Penelitian ini dilakukan oleh tim dari Universitas Gadjah Mada yang berfokus pada peran urban farming dalam meningkatkan ketahanan pangan keluarga di wilayah perkotaan. Latar belakang dari studi ini adalah tingginya ketergantungan masyarakat kota terhadap pasokan pangan dari luar daerah serta meningkatnya harga bahan pokok yang berdampak langsung pada pengeluaran rumah tangga. Urban farming atau pertanian kota dipandang sebagai solusi alternatif yang tidak hanya memperkuat kemandirian pangan keluarga, tetapi juga meningkatkan kualitas lingkungan perkotaan.
Studi ini dilakukan selama enam bulan dengan melibatkan 120 keluarga di tiga kota besar: Yogyakarta, Jakarta, dan Surabaya. Masing-masing keluarga diberi pelatihan dasar tentang teknik hidroponik, vertikultur, dan komposting organik dengan memanfaatkan lahan terbatas seperti pekarangan, balkon, atau atap rumah. Data dikumpulkan melalui wawancara mendalam, kuesioner, serta observasi langsung terhadap hasil panen dan perubahan pengeluaran rumah tangga.
Hasil penelitian menunjukkan bahwa 72% keluarga mengalami penurunan pengeluaran bulanan untuk kebutuhan sayuran hingga 30% setelah tiga bulan menjalankan urban farming secara aktif.

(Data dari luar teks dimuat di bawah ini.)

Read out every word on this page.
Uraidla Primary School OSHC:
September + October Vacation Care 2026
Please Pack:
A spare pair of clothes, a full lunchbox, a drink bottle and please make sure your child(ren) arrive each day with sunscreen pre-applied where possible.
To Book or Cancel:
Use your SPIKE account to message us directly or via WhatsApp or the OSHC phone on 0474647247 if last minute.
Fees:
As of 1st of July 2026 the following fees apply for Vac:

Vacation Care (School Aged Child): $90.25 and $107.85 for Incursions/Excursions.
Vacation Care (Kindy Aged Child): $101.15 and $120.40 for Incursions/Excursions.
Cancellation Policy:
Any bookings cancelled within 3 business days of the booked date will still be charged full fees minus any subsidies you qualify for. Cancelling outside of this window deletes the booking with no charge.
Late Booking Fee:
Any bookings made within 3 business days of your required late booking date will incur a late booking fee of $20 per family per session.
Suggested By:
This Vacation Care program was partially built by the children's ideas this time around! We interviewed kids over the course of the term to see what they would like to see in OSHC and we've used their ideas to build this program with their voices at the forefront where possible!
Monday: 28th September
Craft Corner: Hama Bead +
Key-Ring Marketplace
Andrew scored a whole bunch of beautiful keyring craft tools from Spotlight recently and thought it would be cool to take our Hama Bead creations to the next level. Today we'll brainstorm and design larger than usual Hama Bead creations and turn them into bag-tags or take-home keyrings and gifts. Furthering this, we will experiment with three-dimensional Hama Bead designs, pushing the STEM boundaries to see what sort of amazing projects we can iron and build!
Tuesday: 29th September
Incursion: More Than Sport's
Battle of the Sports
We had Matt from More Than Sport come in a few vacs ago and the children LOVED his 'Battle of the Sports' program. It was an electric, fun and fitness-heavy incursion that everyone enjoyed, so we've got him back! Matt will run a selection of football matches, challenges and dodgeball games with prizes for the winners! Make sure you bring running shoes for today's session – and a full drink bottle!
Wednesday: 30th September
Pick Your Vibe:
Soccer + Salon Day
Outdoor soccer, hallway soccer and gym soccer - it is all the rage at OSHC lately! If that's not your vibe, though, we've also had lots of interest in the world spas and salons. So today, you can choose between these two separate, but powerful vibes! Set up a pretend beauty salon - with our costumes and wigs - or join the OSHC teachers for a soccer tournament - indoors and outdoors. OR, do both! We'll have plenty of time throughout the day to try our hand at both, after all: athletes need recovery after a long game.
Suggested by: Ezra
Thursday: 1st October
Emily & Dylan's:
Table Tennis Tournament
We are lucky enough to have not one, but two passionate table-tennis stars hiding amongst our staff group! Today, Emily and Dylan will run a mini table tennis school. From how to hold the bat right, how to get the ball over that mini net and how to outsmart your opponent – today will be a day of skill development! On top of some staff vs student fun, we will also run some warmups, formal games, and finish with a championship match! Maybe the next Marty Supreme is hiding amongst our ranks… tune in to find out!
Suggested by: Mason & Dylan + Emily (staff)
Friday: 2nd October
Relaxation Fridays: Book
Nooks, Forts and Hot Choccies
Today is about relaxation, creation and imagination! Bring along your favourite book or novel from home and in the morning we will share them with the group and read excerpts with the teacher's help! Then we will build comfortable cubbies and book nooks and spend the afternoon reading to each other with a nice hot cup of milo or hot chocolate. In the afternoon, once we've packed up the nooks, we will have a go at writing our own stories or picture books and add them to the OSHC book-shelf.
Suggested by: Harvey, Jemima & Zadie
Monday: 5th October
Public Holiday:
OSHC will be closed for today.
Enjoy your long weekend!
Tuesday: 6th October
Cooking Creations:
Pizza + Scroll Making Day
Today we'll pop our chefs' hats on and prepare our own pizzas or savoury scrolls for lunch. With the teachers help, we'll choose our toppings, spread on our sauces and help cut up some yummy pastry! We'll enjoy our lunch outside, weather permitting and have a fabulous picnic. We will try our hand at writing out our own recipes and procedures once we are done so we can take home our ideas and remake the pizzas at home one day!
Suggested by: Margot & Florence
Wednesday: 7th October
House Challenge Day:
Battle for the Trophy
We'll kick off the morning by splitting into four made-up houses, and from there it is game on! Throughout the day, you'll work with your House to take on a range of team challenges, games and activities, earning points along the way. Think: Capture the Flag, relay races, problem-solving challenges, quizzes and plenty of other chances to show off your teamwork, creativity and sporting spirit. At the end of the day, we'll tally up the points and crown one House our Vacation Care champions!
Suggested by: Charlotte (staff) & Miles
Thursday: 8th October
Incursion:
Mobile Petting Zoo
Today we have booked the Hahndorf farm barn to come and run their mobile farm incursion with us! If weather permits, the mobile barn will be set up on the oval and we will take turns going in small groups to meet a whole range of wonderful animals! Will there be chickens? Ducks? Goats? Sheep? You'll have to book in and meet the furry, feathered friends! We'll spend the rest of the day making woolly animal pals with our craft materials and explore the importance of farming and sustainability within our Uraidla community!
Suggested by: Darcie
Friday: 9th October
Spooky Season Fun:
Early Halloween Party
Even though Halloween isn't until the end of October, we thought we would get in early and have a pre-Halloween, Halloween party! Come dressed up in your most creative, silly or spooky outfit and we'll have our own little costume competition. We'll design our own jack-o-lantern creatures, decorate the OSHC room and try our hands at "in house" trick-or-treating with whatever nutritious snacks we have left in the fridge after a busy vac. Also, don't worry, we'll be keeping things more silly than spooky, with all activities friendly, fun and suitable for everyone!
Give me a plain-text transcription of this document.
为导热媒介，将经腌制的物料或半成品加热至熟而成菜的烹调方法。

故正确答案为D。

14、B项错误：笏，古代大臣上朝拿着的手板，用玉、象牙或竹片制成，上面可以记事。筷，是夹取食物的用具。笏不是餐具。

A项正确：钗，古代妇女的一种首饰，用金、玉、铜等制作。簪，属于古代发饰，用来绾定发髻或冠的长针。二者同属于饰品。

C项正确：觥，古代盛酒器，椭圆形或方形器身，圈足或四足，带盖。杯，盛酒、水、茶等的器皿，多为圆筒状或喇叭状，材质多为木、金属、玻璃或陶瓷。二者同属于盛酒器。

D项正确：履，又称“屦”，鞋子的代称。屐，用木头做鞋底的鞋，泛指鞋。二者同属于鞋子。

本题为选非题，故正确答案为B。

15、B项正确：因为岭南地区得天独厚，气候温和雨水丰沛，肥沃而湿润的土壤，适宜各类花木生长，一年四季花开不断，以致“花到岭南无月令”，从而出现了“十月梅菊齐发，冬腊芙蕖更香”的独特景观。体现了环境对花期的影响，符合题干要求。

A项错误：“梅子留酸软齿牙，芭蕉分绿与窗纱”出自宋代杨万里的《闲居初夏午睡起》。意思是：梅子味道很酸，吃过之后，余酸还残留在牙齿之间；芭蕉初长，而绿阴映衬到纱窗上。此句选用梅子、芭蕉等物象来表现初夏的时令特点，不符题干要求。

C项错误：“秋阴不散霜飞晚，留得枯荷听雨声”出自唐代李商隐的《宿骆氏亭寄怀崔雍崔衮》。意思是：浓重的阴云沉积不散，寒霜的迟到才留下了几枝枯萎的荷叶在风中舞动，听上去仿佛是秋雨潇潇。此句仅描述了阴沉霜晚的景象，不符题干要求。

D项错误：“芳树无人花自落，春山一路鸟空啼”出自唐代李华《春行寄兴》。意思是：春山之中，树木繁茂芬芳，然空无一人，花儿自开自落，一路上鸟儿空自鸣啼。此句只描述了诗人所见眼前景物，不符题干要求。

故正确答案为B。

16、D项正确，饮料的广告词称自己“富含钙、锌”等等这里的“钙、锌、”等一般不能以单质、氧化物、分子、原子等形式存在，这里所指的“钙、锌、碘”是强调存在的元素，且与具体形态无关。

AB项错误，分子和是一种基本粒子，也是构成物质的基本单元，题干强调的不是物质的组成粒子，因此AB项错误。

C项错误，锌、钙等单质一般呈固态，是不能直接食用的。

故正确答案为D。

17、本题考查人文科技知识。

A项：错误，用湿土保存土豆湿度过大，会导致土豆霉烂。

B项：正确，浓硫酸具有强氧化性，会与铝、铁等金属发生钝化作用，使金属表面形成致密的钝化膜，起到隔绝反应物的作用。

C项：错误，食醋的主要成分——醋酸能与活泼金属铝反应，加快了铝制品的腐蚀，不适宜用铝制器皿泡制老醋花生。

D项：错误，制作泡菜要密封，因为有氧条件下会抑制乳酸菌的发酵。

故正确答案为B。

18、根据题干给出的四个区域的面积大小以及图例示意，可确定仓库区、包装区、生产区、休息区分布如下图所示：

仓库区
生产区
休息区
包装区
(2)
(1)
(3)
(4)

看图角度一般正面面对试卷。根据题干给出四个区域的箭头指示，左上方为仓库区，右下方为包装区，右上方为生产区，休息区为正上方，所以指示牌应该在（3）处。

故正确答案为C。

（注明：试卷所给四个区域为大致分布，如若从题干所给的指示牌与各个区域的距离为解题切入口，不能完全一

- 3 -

Tanaman yang paling banyak dibudidayakan meliputi kangkung, bayam, selada, dan cabai, karena mudah dirawat dan cepat dipanen. Selain manfaat ekonomi, penelitian ini juga menemukan dampak psikologis positif, seperti berkurangnya stres dan meningkatnya interaksi antaranggota keluarga selama proses bercocok tanam.
Selain itu, aktivitas ini turut memperkuat ketahanan sosial melalui terbentuknya komunitas urban farming di tingkat RT dan RW. Komunitas-komunitas ini menjadi ruang berbagi pengalaman, teknologi, dan hasil panen, yang pada akhirnya menciptakan ekosistem pangan mikro yang resilien. Dalam beberapa kasus, warga bahkan mulai menjual hasil panen mereka secara kecil-kecilan melalui media sosial atau bazar lokal.
Namun, penelitian juga mencatat beberapa tantangan utama, seperti keterbatasan air bersih untuk irigasi, paparan polusi udara di beberapa lokasi, dan kurangnya pengetahuan teknis warga mengenai hama serta nutrisi tanaman. Untuk mengatasi hal ini, peneliti menyarankan perlunya dukungan pemerintah kota dalam bentuk penyediaan sarana pendukung, pelatihan berkelanjutan, dan subsidi alat urban farming ramah lingkungan.
Studi ini merekomendasikan agar urban farming dimasukkan dalam rencana tata kota sebagai bagian dari strategi adaptasi perubahan iklim dan penguatan ketahanan pangan lokal. Pemerintah daerah juga disarankan untuk mengintegrasikan program ini dengan kebijakan pengelolaan limbah organik rumah tangga agar tercipta sistem pertanian sirkular di lingkungan perkotaan.
Dengan meningkatnya tekanan terhadap sistem pangan global dan risiko gangguan distribusi akibat perubahan iklim atau krisis geopolitik, urban farming menjadi salah satu solusi strategis untuk meningkatkan kemandirian dan keberlanjutan pangan di level rumah tangga. Penelitian ini membuka ruang bagi eksplorasi lebih lanjut mengenai integrasi teknologi pertanian cerdas, seperti IoT dan sensor kelembapan, dalam skala rumah tangga untuk efisiensi dan efektivitas yang lebih tinggi.